Olmert’s real punishment is the process
By Ira Sharkansky
JERUSALEM — Some years ago, my friend Malcolm Feeley published The Process is the Punishment. It deals with criminal charges against individuals at the lower end of America’s urban communities, widely viewed as guilty, but who manage to be judged not guilty or to have their cases thrown out of court. The process itself, including sitting in jail waiting for their day in court, was the punishment.
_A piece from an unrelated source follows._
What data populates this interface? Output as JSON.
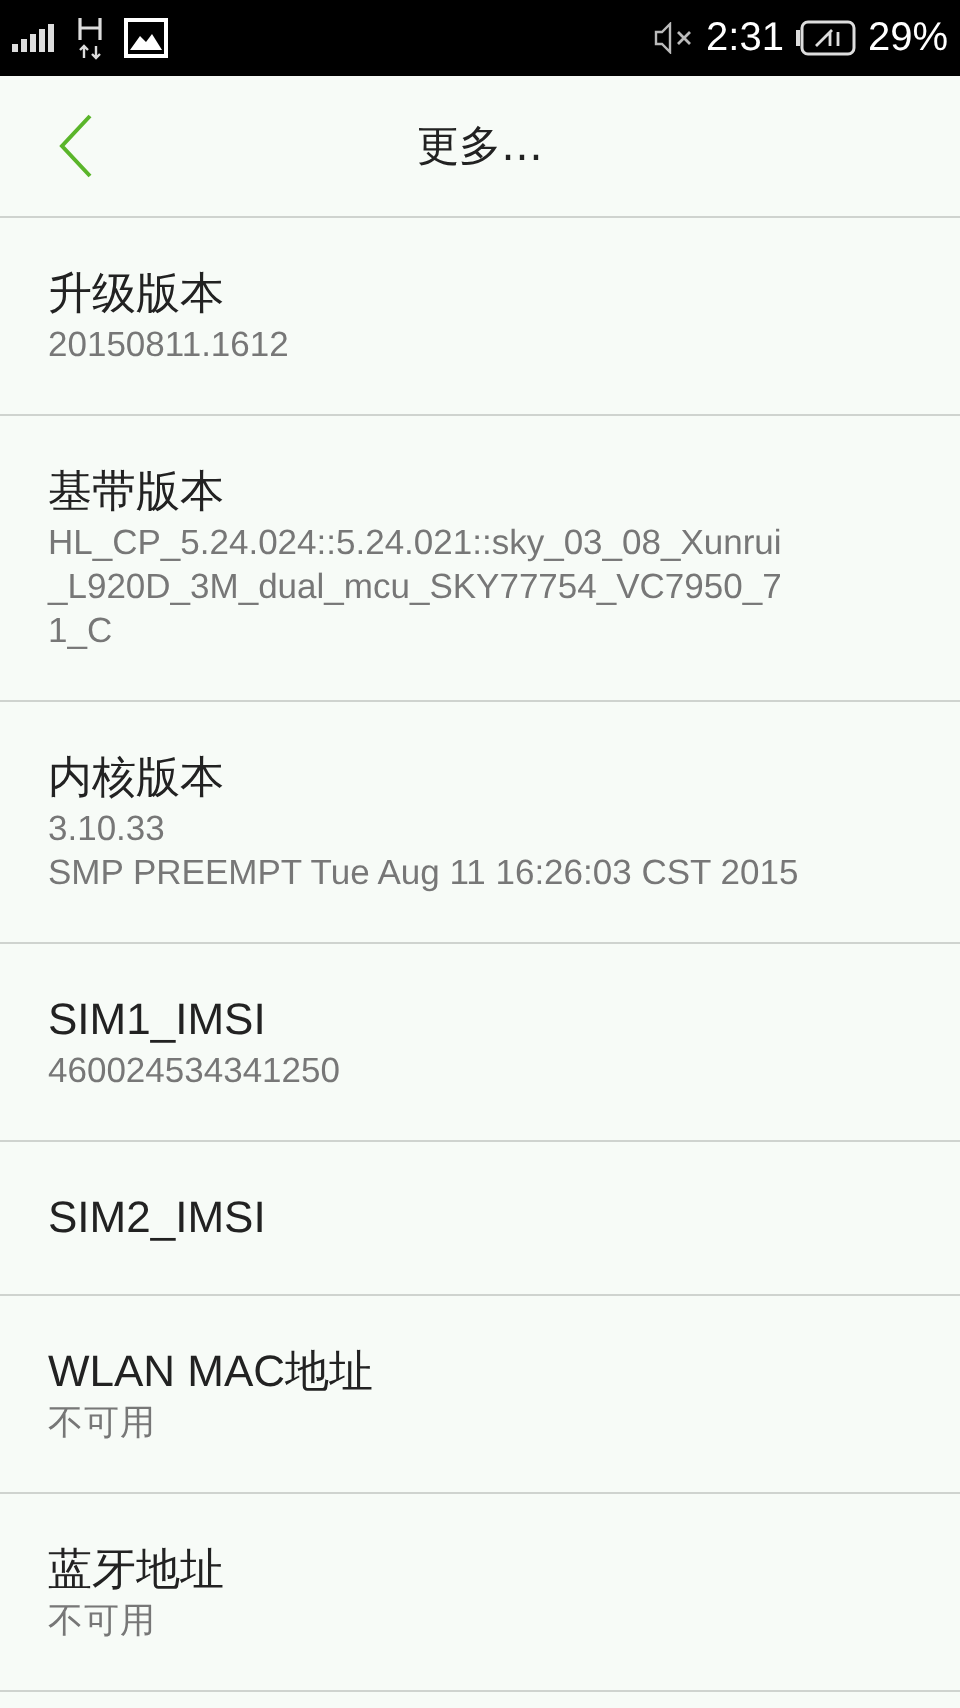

Often it was repeated time and again in the case of individuals whose lives–likely to be shortened by violence–consisted of revolving between tough times on the street–on or over the lines between legality and illegality–and yet another process that added to their punishment whether or not they were found guilty and sent to prison.
We are seeing a similar process at the peak of Israel’s government.
Accusations against Ehud Olmert, former mayor of Jerusalem, Prime Minister, and minister in charge of several other government departments, has long been accused of irregularities. Details have dealt with giving government contracts to political allies, double-billing travel expenses, receiving sizable sums of cash, and bribes in exchange for governmental decisions that provided considerable profits to individuals who paid for them.
Involved in the story is a younger brother with an impressive reputation in Israel as as political analyst attached to distinguished academic institutions, who found himself in debt due to non-academic activity. He left the country, perhaps to escape debt collectors who could be rough, and may have received some of the money his older brother collected in less than legitimate ways.
Also involved is a woman who served as Olmert’s assistant over the course many years and several government functions. She is accused of some wrong doing linked to accusations against Olmert, and some for using governmental connections to help her businessman brother and others.
So far Olmert as well as his assistant appear to be punished more by the process than by convictions for serious offenses and harsh sentences.
Although Olmert’s supporters and attorneys have spoken of “innocence” with respect to the latest court decisions, there is no justice in their claims. The judges noted the appearance of improprieties, but ruled that prosecutors did not prove illegal intentions beyond the level of doubt required in criminal cases.
On one item the verdict was guilty, with the process of determining punishment to begin in two months.
The principal punishment consists of several years of police investigations, resignation as Prime Minister on account of the process, a long trial, the likelihood of further hearings and appeals, along with an ongoing trial in another court concerning large bribes said to be paid for decisions concerned with a prominent real estate development in Jerusalem.
Olmert has aged noticeably during the process, but that may be due more to a natural process rather than to activities of the police, prosecutors, and judges. He has remained active after resigning as Prime Minister. He has lectured overseas, participated n prestigious conferences in Israel, and has provided advice to key players in ongoing political maneuvers.
The most recent decision covers 900 pages, with a summary of 40 pages read out loud by the judges.
Israeli media gave itself over to the details from the early morning of the decision. Commentators speculated on what was likely. Changing headlines on Internet news sites reported when Olmert left his home, when he arrived at the court house, the entrance of his co-defendant, their attorneys, prosecutors, and the three judges. The regular 9 AM news program on the most popular radio station gave way to detailed reports about the opening of court. Reporters sitting in the court passed to reporters outside details of the judge’s ongoing reading of the summary verdict, and commentators weighed in with instant thoughts about pieces of the verdicts, what some claimed was the overreaching of the prosecutors, and what may come next in procedures dealing with the punishment handed out for those parts of the indictments where the defendants were found guilty. Will there be jail time, an exclusion of Olmert from further government office, or a slap on the wrist and a sentence of a few months’ community service?
The time required for the sentencing phase, possible appeals by the prosecutor and the defendants, as well as that ongoing other trial may well consume several more years of Olmert’s life.
Even if the major punishment will be the process, that it may be appropriate. Ehud Olmert has been close to if not over the line of improprieties during a long career in several government offices. So far the verdicts have been close to, but not over the line of being found guilty on major transgressions.